McCain missed it. What he should have said in response is this:
“With all due respect to the office you temporarily hold Mr. President, there is a deep divide that separates many in this room on matters pertaining to the role and size of government, what the American people can afford, and the impact new entitlements will have on private sector and small business job creation during these difficult times. It has nothing to do with elections past or future, but all to do with listening to the people.
“The American people speak to us in many ways, through elections, in Town Hall meetings, letters, and in these modern times through public opinion measurements. While the people did choose you over me in the last election, the specifics of the reforms you advocate were not presented to them. As the bills and details you embrace were understood, the people started to speak out. It is good for our country when the people speak out on important issues of the day and comments of dismissal are insulting.
“The responsibility to listen to the people didn’t stop on Election Day. The American people are to be trusted not diminished in this process. Our Founders created a government of deliberately limited power to be subservient to the people. While we all are here to solve problems and overcome challenges, we must never detach from the will of the people we work for.

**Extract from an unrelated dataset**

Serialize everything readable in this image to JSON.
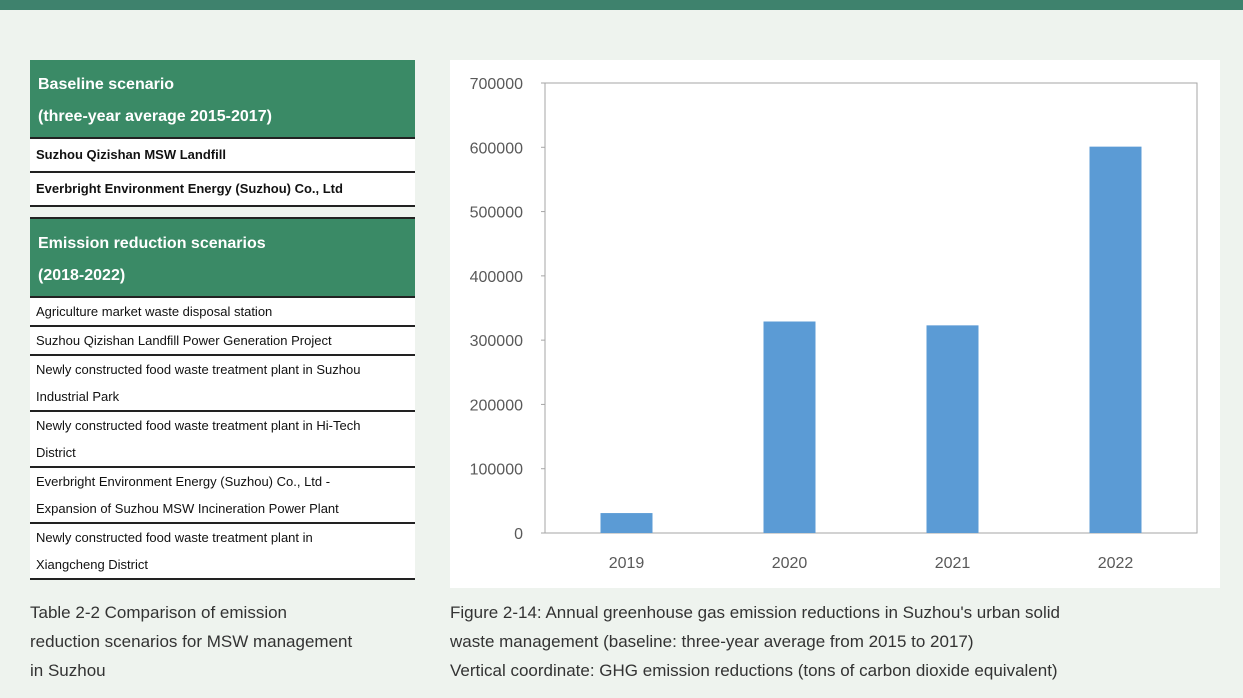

“To insist on pushing through a program that the people don’t want, with the clear knowledge that they want us to start over, is a betrayal of the basic foundation of our nation. I didn’t sit alone in a POW camp suffering as I did in defense of a nation where its leaders could dismiss the people as easily as some in this room are prepared to do.
“Yes, Mr. President, elections come and go as do elected officials. The strength of this country has been in our duty to listen to the people. The day we stop, we will have lost more than our jobs, we will have destroyed everything those who have fought and died for us have sacrificed.”
(Ed Martin lives in Tucson and is Arizona State Chairman of the Republican Liberty Caucus.)